According to Gil Weinberg, this subject has been debated for more than 170 years. In 1843, Lady Ada Lovelace, an English mathematician considered to be the world’s first programmer, said:
“A machine cannot have human-like intelligence as long as it only does what humans have programmed it to do. A machine must be able to create original ideas to be considered intelligent.”
Well, Lady Ada, the time has come, but…
As much as we can create complex programs and algorithms, in a nutshell, AI limits itself to proposing possibilities, calculating probabilities, and coming up with a verdict from its analysis.
It still can’t distinguish the beautiful from the ordinary or a good idea from a bad one on its own -which so far appears that only we humans are capable of doing.
We have been able to create machines capable of proposing products and ideas that are close to the concept of creativity, but these processes and results at some point must be analyzed by a person, guiding the machine along the most creative path. According to several scholars, creativity is a value judgment -one that AI does not yet can make.
Is that so?
Here is the catch: if we insist on seeing creativity as an individual attribute, skill, and/or competence, this discussion between AI x Humans will continue to escalate.
But there is an alternative emerging on the horizon. As I explained in my book, we are entering a new generation of creativity research.

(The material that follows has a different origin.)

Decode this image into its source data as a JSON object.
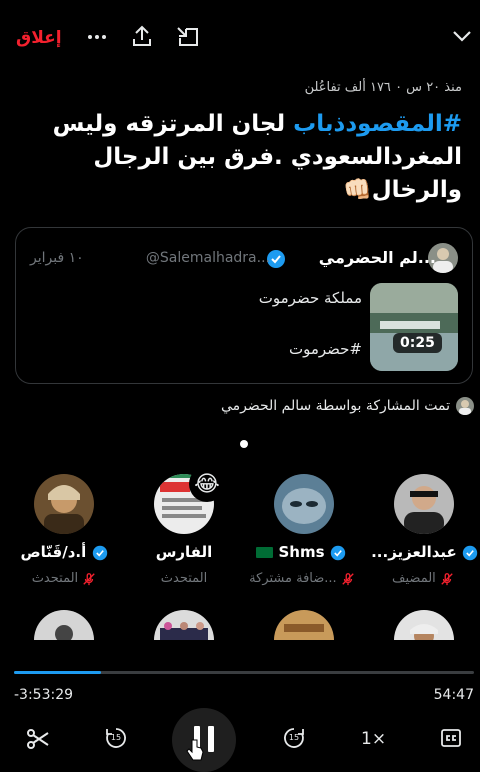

Sociocultural views of creativity allow us to understand creation (both AI and humans) through a systemic view.
Instead of being something glued to the human side, this new approach to creativity proposes an interesting twist: Individuals are not creative, ideas are creative, and therefore function as conceptual throughlines that are embodied in a succession of artifacts that evolve over time.
Therefore, the creative capacity of AI continues somehow to be linked to its owner, creator, operator, and/or programmer. In this perspective, AI is an important tool that gives us the ease of not having to master all the skills needed to create something but still depends on our human evaluation to be creative.

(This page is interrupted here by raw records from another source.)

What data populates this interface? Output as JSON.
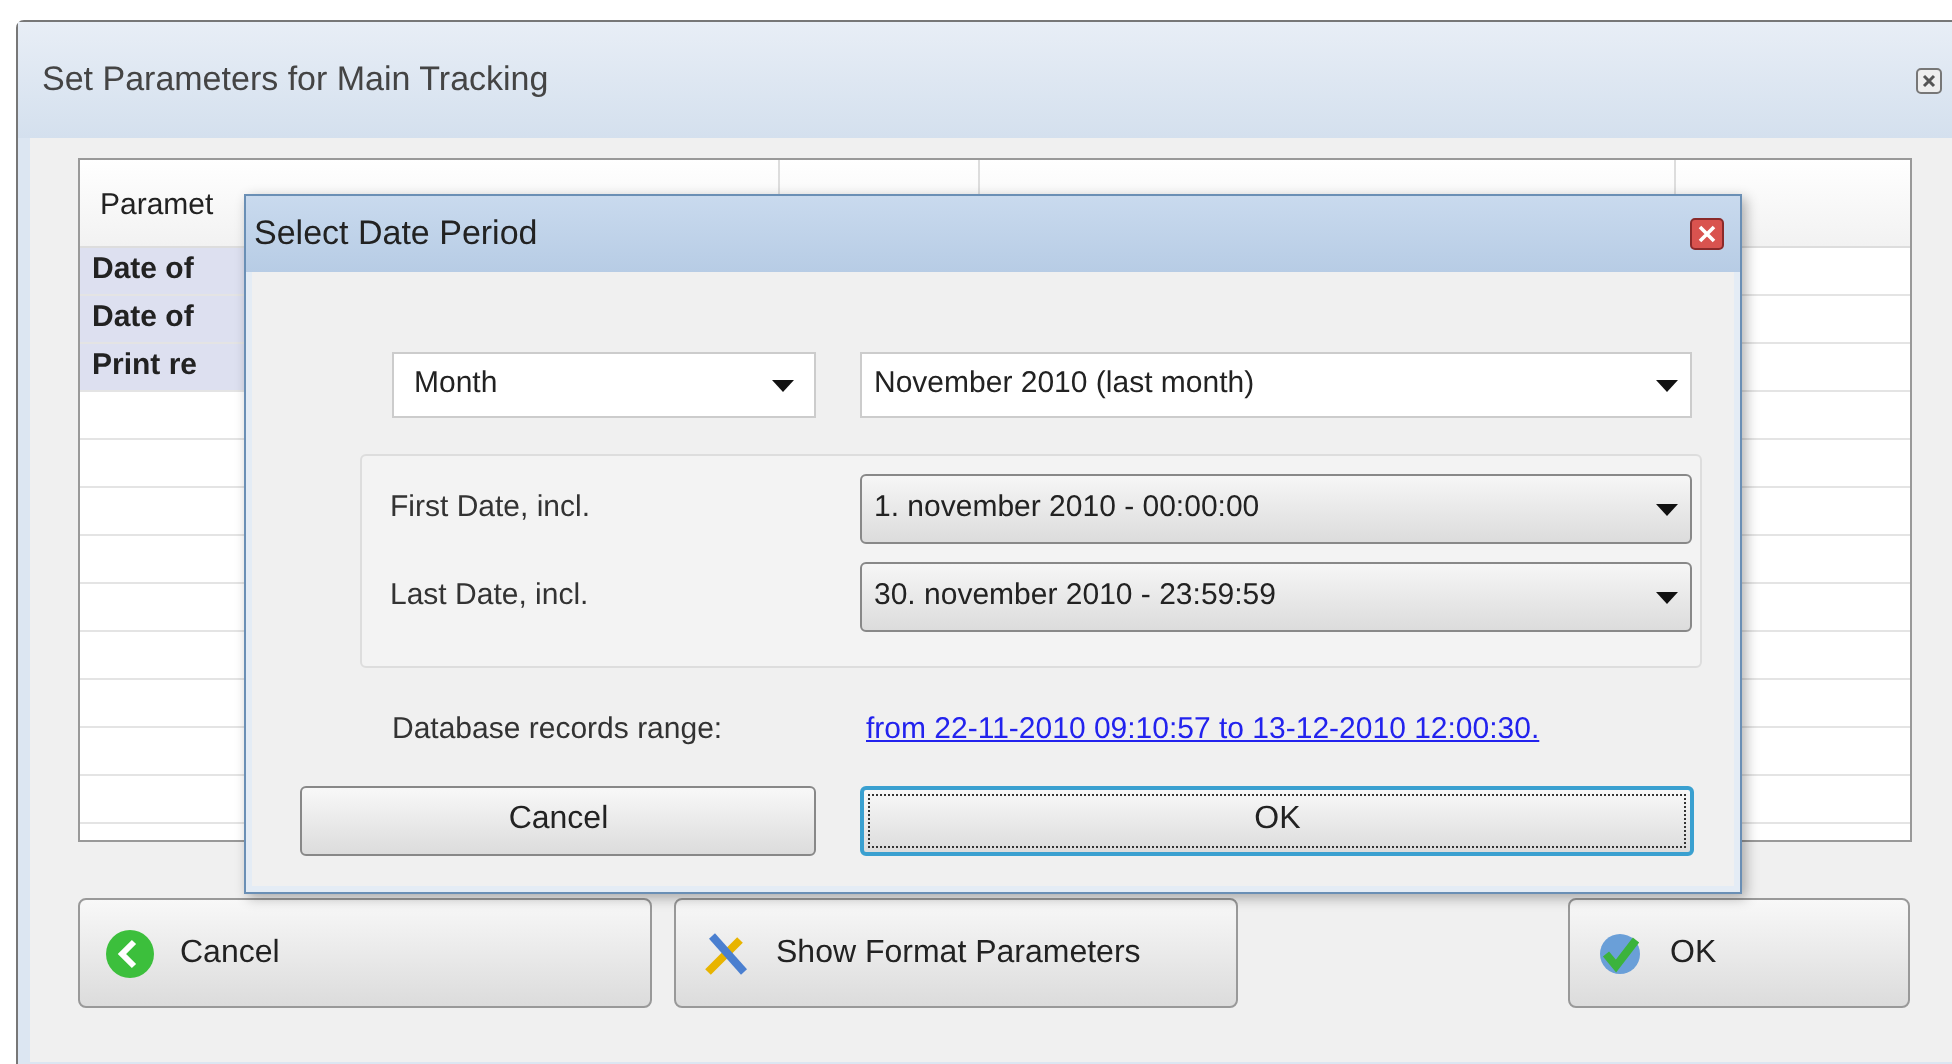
{
  "window": {
    "title": "Set Parameters for Main Tracking"
  },
  "table": {
    "columns": [
      "Paramet"
    ],
    "rows": [
      {
        "name": "Date of"
      },
      {
        "name": "Date of"
      },
      {
        "name": "Print re"
      }
    ]
  },
  "buttons": [
    {
      "kind": "cancel",
      "label": "Cancel"
    },
    {
      "kind": "format",
      "label": "Show Format Parameters"
    },
    {
      "kind": "ok",
      "label": "OK"
    }
  ],
  "dialog": {
    "title": "Select Date Period",
    "period_type": "Month",
    "period": "November 2010 (last month)",
    "dates": [
      {
        "label": "First Date, incl.",
        "value": "1. november 2010 - 00:00:00"
      },
      {
        "label": "Last Date, incl.",
        "value": "30. november 2010 - 23:59:59"
      }
    ],
    "range_label": "Database records range:",
    "range_link": "from 22-11-2010 09:10:57 to 13-12-2010 12:00:30.",
    "buttons": [
      {
        "label": "Cancel",
        "focused": false
      },
      {
        "label": "OK",
        "focused": true
      }
    ]
  }
}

AI plays the role of a material artifact with which we interact over time to create. In other words, both humans and AI are producers and products of an ever-changing context-embedded environment, at the same time.
Basically, we will interact with AI in the near future pretty much like we interact with (and depend on) our smartphones today. Ai will give us autonomy but, like any other technology, it will come with a dependency cost. In Edgar Morin’s words:
“For a living being to be autonomous, it is necessary that it depends on its environment on matter and energy, and also in knowledge and information. The more autonomy will develop, the more multiple dependencies will develop. The more my computer will allow me to have an autonomous thought, the more it will depend on electricity, networks, sociological and material constraints. One arrives then to a new complexity to conceive living organization: the autonomy cannot be conceived without its ecology. Moreover, it is necessary for us to see a self-generating and self-producing process, that is to say, the idea of a recursive loop which obliges us to break our classical ideas of product > producer, and of cause > effect.”
In other words, in creative ecosystems, people learn how to navigate their environment, so it allows them to be autonomous, in a cycle of autonomy-dependence.
It doesn’t need to be a bad thing, though. In fiction movies like She (2014), humans are constantly interacting with a kind of smartphone to carry out most of our daily tasks and activities.
Another good representation of this symbiosis is the short film Sight, by Eran May-raz and Daniel Lazo (not so much like the end, I hope!).
Have you ever thought about how much you interact with technology daily?
How do you think your daily interactions will change when AI becomes part of your day-to-day routines?